Dari sejarah kita tahu, dua revolusi besar di dunia, Revolusi Amerika dan Revolusi Prancis, sejatinya bermula dari masalah pajak. Di Prancis, sebagai contoh, negara terus memeras rakyat lewat pajak, sementara segelintir golongan—elit istana dan pejabat pemerintah–hidup penuh hura-hura. Saat revolusi meletus dan peradilan rakyat digelar, tidak hanya kepala terpancung Raja Louis XVI dan Ratu Marie Antoinette sang “Madame Deficit” yang dipertontonkan ke hadapan rakyat yang antusias bersorak, tetapi juga kepala buntung sekian banyak petugas pajak.

“Lima atau enam ratus kepala terpenggal akan menjamin ketenangan, kebebasan, dan kebahagiaan kita!
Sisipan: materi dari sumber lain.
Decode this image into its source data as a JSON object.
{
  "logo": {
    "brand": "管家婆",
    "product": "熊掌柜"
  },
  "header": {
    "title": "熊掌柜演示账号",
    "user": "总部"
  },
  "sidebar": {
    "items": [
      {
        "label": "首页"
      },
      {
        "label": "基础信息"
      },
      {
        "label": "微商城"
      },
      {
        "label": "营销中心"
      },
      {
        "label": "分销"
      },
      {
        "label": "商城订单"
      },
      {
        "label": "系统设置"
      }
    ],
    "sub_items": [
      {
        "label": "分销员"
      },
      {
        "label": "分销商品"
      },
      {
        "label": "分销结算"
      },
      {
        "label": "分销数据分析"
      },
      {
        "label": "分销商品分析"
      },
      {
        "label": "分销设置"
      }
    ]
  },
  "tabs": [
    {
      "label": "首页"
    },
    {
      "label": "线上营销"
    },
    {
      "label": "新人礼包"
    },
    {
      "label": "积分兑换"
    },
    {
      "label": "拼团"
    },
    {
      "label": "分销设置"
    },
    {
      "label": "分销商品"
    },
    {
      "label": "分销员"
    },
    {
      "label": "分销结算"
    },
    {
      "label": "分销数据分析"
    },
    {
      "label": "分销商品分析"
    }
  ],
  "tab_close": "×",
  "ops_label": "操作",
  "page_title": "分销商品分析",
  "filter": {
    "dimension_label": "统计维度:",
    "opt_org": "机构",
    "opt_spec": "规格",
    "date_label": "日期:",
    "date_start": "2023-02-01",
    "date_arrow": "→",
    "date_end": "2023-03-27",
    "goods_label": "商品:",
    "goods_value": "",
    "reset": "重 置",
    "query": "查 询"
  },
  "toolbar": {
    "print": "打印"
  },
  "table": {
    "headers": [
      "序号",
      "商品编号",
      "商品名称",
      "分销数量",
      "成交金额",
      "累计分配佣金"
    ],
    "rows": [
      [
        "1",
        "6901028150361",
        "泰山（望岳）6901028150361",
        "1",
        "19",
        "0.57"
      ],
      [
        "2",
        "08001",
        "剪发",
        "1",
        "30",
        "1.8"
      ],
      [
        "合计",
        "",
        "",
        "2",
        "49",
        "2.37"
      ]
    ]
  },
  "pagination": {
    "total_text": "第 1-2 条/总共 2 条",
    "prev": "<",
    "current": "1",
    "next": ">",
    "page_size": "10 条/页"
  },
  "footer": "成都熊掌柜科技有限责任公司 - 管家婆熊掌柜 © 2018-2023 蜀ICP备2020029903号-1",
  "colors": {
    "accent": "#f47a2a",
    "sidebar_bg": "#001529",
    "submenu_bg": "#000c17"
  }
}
Matilah kalian para financier!” teriak Jean-Paul Marat, jurnalis cum aktivis di depan guillotine yang menggantung di atas leher-leher terbuka para tawanan rakyat itu. Yang ia maksud adalah petugas pajak, yang umumnya dibenci warga, bukan kue-kue manis khas Prancis dengan nama sama.

Kita tahu, ribuan kepala rakyat Prancis tak serta-merta panas dan meledak dalam tindakan nyata aksi amuk massa. Semua punya awal, dan itu adalah ketidakpercayaan yang kian merata dirasakan warga (public distrust) saat itu. Mereka merasa hidup begitu sulit. Lalu, perasaan rakyat kian tercekik saat di kehidupan sehari-hari perilaku orang-orang kaya seolah mengejek mereka.

Apa yang menjadi benih-benih ketidakpercayaan, yang di Prancis bergulung menjadi gelombang revolusi itu, telah lama kita tonton di negeri ini. Bukan hanya hari-hari ini kita terpana dengan kekayaan Rafael Alun Tisambodo yang masha Allah banyaknya. Setidaknya, berdasarkan tulisan TEMPO.CO, Selasa, 7 Maret lalu, bekas orang Pajak itu telah melakukan transaksi janggal senilai Rp 500 miliar. Ada 40 rekening yang terafiliasi dengan rekening milik pribadi Alun dan keluarganya, yang kemudian dibekukan.

Dari dekade lalu kita sama-sama telah mengusap dada, menahan sesak yang alangkah nyerinya melihat fakta dan kelakuan Gayus Tambunan, petugas pajak juga.

Berganti waktu, borok di institusi pajak tak juga diobati. Paling tidak, kita masih dengan gampang menemukan Angin Prayitno Aji, yang saat itu direktur Pemeriksaan dan Penagihan pada Ditjen Pajak. Ia didakwa melakukan tindak pidana pencucian uang (TPPU) yang totalnya mencapai Rp44 miliar. Saat itu asetnya yang disita KPK mencapai nilai Rp 57 miliar. Ada pula Wawan Ridwan, pejabat Ditjen pajak lainnya yang pada November 2021 lalu ditangkap karena penyuapan dari dua wajib pajak kelas kakap, yang untuk kasus itu saja mencapai Rp 4,1 miliar.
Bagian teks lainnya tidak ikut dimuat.